La rencontre, la communication, l’amour, la paix. Souvent je dis dans mes cours : quand on commence l’éducation dans l’enfance, tout n’est que méfiance. Beaucoup de méfiance. Attention, méfie-toi ! À l’école, qui t’as frappé ? untel, alors va le tabasser. Quelle note ? Qui est fort ? Qui est faible ? Plus tard dans la vie active, la rivalité s’installe. Il faut être le meilleur. Plus fort, plus beau, etc. Je dis l’énergie du Kinomichi, ce n’est pas ça. C’est l’esprit d’ouverture, le contact par l’exercice. Cet exercice, c’est comment optimiser cette énergie qui passe par la terre et s’élève vers le haut en traversant le corps. Bien sûr le Kinomichi n’est pas seul à utiliser ce principe. À l’origine de la danse déjà ce principe dominait. Dans les danses primitives comme dans les danses modernes, l’énergie s’élève des pieds vers la tête, de la terre vers le ciel. Aujourd’hui malheureusement, il n’existe plus de discipline qui travaille ce principe terre-ciel.

Noro sensei et terre-ciel

Que devient la relation tori/uke comme la connaissent les pratiquants d’Aikido ?

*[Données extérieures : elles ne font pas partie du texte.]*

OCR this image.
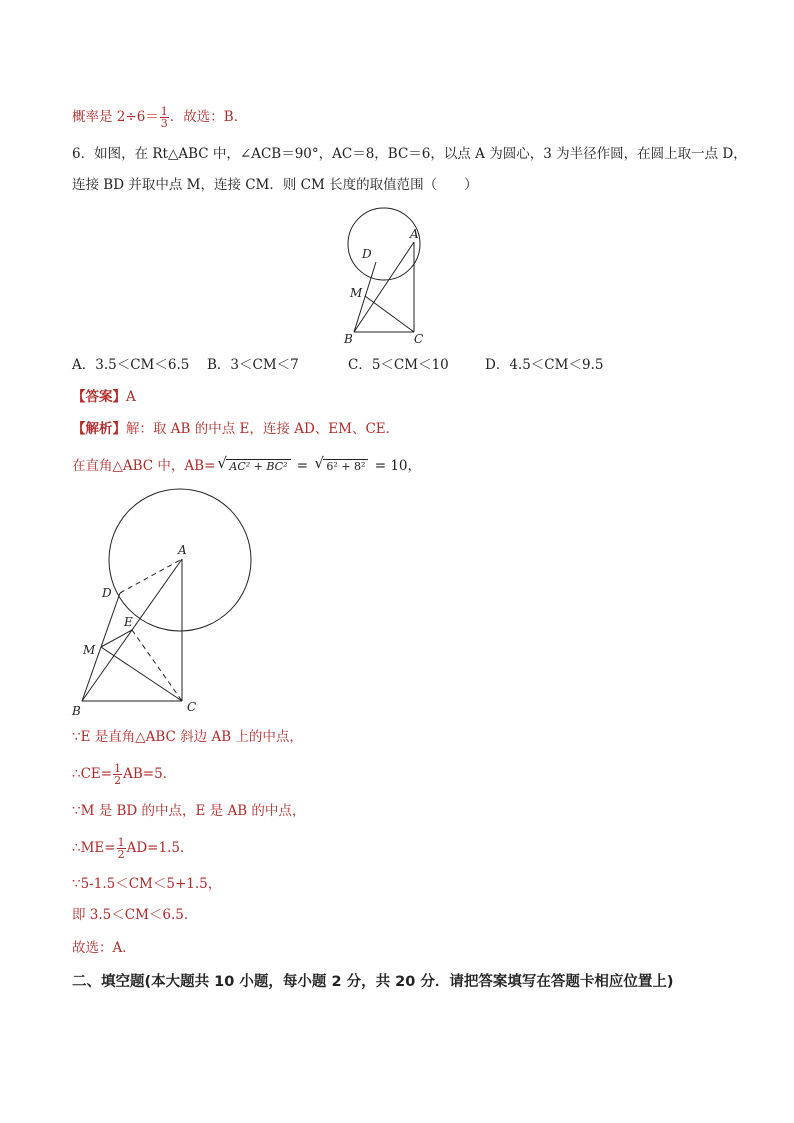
概率是 $2\div 6= \frac{1}{3}$ ．故选：B．
6．如图，在 Rt△ABC 中，∠ACB＝90°，AC＝8，BC＝6，以点 A 为圆心，3 为半径作圆，在圆上取一点 D，
连接 BD 并取中点 M，连接 CM．则 CM 长度的取值范围（　　）
A
D
M
B	C
A．3.5＜CM＜6.5 B．3＜CM＜7	C．5＜CM＜10	D．4.5＜CM＜9.5
【答案】A
【解析】解：取 AB 的中点 E，连接 AD、EM、CE．
在直角△ABC 中，AB= √ AC² + BC² = √ 6² + 8² = 10，
A
D
E
M
B	C
∵E 是直角△ABC 斜边 AB 上的中点，
∴CE= $\frac{1}{2} AB=5$．
∵M 是 BD 的中点，E 是 AB 的中点，
∴ME= $\frac{1}{2} AD=1.5$．
∵5-1.5＜CM＜5+1.5，
即 3.5＜CM＜6.5．
故选：A．
二、填空题(本大题共 10 小题，每小题 2 分，共 20 分．请把答案填写在答题卡相应位置上)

Kinomichi, c’est l’art du mouvement. C’est dans le mouvement que s’exprime cette énergie dont nous avons parlé. Tori est au centre de cette spirale, uke, comme un atome, est en en gravitation autour de ce centre. L’esprit est dans ce mouvement d’harmonisation entre tori et l’attaque de uke. C’est à cela qu’il faut arriver, faire disparaître le désir de domination par l’affrontement. Tori et uke c’est l’harmonisation. Ce doit être une rencontre pour créer le souffle de l’harmonisation.

Les techniques de bases de l’Aïkido se retrouvent elles dans le Kinomichi ?

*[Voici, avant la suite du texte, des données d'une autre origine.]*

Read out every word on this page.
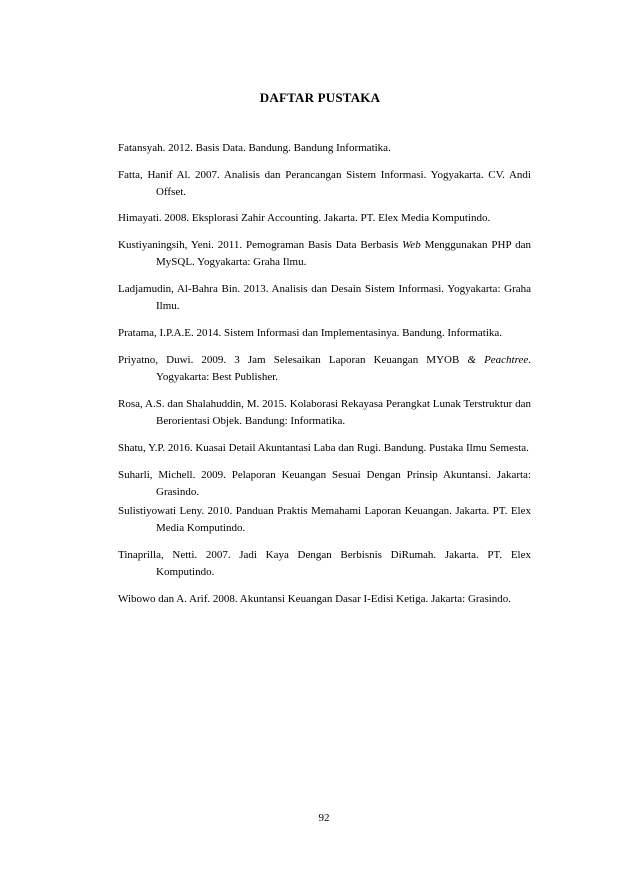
DAFTAR PUSTAKA

Fatansyah. 2012. Basis Data. Bandung. Bandung Informatika.

Fatta, Hanif Al. 2007. Analisis dan Perancangan Sistem Informasi. Yogyakarta. CV. Andi Offset.

Himayati. 2008. Eksplorasi Zahir Accounting. Jakarta. PT. Elex Media Komputindo.

Kustiyaningsih, Yeni. 2011. Pemograman Basis Data Berbasis Web Menggunakan PHP dan MySQL. Yogyakarta: Graha Ilmu.

Ladjamudin, Al-Bahra Bin. 2013. Analisis dan Desain Sistem Informasi. Yogyakarta: Graha Ilmu.

Pratama, I.P.A.E. 2014. Sistem Informasi dan Implementasinya. Bandung. Informatika.

Priyatno, Duwi. 2009. 3 Jam Selesaikan Laporan Keuangan MYOB & Peachtree. Yogyakarta: Best Publisher.

Rosa, A.S. dan Shalahuddin, M. 2015. Kolaborasi Rekayasa Perangkat Lunak Terstruktur dan Berorientasi Objek. Bandung: Informatika.

Shatu, Y.P. 2016. Kuasai Detail Akuntantasi Laba dan Rugi. Bandung. Pustaka Ilmu Semesta.

Suharli, Michell. 2009. Pelaporan Keuangan Sesuai Dengan Prinsip Akuntansi. Jakarta: Grasindo.

Sulistiyowati Leny. 2010. Panduan Praktis Memahami Laporan Keuangan. Jakarta. PT. Elex Media Komputindo.

Tinaprilla, Netti. 2007. Jadi Kaya Dengan Berbisnis DiRumah. Jakarta. PT. Elex Komputindo.

Wibowo dan A. Arif. 2008. Akuntansi Keuangan Dasar I-Edisi Ketiga. Jakarta: Grasindo.

92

Toutes. Nous travaillons toutes les techniques de l’Aïkido. Parce que je ne connais que l’Aïkido, pas autre chose Mais, la première chose à faire, par exemple shihonage. Nage, projection. Dans la tête vient tout de suite l’idée de projeter. Ikkyo, autre exemple, immobilisation. Déjà, c’est deux exemples d’un début d’affrontement dans les esprits, alors j’ai supprimé tous ces nage et immobilisations. De même pour ce qui concerne les attaques. J’ai gommé l’esprit guerrier de l’attaque, donc la forme combative des défenses. Les techniques de l’Aïkido sont utilisées comme vecteur de communication, d’harmonisation, dans l’esprit défini par O sensei. L’aspect extérieur de shihonage reste shihonage, mais à l’intérieur de la forme, ce n’est qu’harmonie. C’est pourquoi je l’ai nommé : premier mouvement du ciel. Et ikkyo : premier mouvement de la terre.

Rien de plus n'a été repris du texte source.